Think of all the working pieces in a lawn, the soil, the grass itself, the location, and then the care it receives in terms of mowing, watering, raking and such. There are a lot of variables, each playing a role in hindering or helping overall improvement to your lawn. The instant fix mindset does not work in the realm of living plants with so many “what ifs”. Sure, there are general predicable outcomes for any action, but there are many side roads which can lead to disappointment without a measure of patience.

There are no pizzas with extra cheese in the world of lawn care, only a mower with a sharp mulching blade. Patience means knowing that one season of weed spraying may not live up to your expectations. Patience means knowing that too much water can be just as bad as no water. Patience means knowing that you cannot have instant success when dealing with living plants.

There is a Latin proverb which says, “He who endures with patience is a conqueror”. Maybe we do live in a fast-paced society with a frenzy to be the best and have it all. Perhaps patience is a lost art and could be practiced in the many areas including lawn care. A fascinating thought worthy of reflection. I hope this year you can be the conqueror of your lawn and so much more while enduring with ample patience.


Are lawn fertilizers dangerous?

Published by mrgrass on March 4th, 2015 - in Fertilizer, Lawn Care Companies

Every now and then, I hear or read random statements claiming that lawn fertilizers are dangerous. This is a topic worthy of further investigation and scientific explanation. There are many different kinds of lawn fertilizers which often can blur and dilute the discussion simply because of the wide range of materials available to professionals and home owners alike.


Most folks recognize that fertilizers are often just plain minerals manufactured for plant growth for lawns, trees, flowers, and house plants. Fertilizers can have a base source of organic material, natural (blended), or straight manufactured minerals for plant consumption. Within these categories there are slow release types, zero phosphate forms, and a host of other varieties dependent upon the use and intended results.

A desirable lawn fertilizer should have characteristics including slow release of Nitrogen and Potassium, plus no phosphate due to use around waterways as dictated by state and federal regulations. A perfect example would be Lake Sunapee in NH. To protect the drinking water, the Shoreland Protection Act requires use of a slow release, zero phosphate fertilizer be used no closer than 25ft to the surface water.

Lake Sunapee is also a watershed that means unless you have very specific permits issued by the state, any application to the landscape cannot occur within 250ft of the lake. This important safeguard protects both the beauty of the lake and the water supply for those living in and around this watershed. Chippers lawn and plant health care division has such a permit due to the precise use of our advanced product choices for not only lawn fertilizers but for weed and pest control as well.

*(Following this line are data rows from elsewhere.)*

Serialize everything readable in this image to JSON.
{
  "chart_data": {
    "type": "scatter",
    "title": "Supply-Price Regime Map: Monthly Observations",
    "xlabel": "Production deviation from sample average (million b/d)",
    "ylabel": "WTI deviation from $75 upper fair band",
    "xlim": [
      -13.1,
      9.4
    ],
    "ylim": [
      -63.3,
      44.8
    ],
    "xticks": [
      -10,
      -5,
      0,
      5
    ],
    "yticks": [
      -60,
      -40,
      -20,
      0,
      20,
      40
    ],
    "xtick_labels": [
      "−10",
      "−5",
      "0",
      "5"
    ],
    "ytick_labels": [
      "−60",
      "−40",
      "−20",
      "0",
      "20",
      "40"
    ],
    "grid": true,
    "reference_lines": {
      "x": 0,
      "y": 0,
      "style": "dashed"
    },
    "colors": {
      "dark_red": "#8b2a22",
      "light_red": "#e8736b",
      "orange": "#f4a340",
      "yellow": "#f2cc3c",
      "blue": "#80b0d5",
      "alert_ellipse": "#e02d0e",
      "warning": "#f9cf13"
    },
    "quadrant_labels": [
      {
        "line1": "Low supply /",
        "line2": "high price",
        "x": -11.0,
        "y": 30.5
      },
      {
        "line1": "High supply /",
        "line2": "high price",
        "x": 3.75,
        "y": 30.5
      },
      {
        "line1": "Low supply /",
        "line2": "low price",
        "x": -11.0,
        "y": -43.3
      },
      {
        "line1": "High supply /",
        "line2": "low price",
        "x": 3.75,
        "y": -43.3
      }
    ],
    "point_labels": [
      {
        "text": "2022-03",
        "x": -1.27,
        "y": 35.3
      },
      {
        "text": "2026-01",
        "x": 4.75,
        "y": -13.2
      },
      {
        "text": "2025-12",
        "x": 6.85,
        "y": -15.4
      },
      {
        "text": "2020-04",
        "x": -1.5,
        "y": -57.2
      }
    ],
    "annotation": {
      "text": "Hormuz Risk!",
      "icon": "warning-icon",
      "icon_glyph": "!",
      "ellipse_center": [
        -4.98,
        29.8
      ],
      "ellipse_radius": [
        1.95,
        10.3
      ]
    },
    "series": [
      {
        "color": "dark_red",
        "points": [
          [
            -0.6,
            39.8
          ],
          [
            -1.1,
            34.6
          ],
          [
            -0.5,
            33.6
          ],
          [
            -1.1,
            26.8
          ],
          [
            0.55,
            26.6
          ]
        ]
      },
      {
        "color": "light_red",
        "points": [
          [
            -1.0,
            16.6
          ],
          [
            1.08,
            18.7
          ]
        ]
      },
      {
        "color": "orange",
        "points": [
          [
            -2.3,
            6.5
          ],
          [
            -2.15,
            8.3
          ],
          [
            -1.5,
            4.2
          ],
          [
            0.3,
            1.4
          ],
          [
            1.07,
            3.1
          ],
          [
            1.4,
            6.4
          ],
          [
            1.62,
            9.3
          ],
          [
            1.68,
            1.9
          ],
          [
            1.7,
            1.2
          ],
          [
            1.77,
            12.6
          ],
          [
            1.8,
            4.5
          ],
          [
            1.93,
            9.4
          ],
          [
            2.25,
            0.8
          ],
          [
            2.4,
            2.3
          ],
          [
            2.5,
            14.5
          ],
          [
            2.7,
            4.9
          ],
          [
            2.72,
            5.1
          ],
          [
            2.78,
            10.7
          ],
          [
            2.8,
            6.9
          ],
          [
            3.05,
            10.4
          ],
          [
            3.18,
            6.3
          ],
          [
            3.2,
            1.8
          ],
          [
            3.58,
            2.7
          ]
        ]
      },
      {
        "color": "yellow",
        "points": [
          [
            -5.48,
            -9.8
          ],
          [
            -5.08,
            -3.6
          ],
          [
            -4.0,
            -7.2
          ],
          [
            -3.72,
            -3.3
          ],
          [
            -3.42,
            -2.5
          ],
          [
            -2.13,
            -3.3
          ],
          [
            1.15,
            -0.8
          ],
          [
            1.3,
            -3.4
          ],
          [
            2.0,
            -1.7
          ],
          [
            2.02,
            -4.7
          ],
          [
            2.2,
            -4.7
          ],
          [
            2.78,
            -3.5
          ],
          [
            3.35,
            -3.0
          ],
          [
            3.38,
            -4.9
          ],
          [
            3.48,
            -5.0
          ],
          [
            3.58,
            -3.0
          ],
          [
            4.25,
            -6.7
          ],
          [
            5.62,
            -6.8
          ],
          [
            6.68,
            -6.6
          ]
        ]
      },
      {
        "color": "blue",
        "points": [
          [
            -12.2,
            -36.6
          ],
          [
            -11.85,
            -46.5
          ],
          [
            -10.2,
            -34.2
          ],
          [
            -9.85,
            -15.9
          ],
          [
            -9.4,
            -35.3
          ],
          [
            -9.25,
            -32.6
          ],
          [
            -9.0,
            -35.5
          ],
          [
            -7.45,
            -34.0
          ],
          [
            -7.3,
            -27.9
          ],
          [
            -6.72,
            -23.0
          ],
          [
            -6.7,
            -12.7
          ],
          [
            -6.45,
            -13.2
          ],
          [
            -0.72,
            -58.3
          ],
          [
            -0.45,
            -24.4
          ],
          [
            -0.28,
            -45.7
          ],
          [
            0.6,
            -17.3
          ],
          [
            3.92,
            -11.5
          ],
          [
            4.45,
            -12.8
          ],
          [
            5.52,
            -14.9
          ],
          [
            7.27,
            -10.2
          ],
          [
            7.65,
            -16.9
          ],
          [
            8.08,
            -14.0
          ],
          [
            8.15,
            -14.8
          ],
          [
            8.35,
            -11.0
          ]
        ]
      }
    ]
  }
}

Since grass is a living filter and growing every day, proper mowing and watering play a large role in protecting our lakes, ponds, stream and rivers. The correct use of lawn fertilizers promotes a healthy turf area, reduces erosion, and creates a safe play area during our brief summers. Since most turf in NH requires 3-4lbs of Nitrogen per year, a balanced lawn program will satisfy this requirement under most conditions of use. Excessive watering, short mowing habits, and misuse of any kind of lawn fertilizer are certainly potentially harmful to our waterways and aquatic friends.

Not only does the product itself play an important role due to its inherent chemical properties, but the applicator, including home owners, are responsible for safety when using fertilizers in any situation. As in any business, proper certification, licensing, and training are all key ingredients toward managing a healthy landscape while using lawn fertilizers as one tool for property enhancement and enjoyment. Talk with your landscape expert if you have questions or concerns.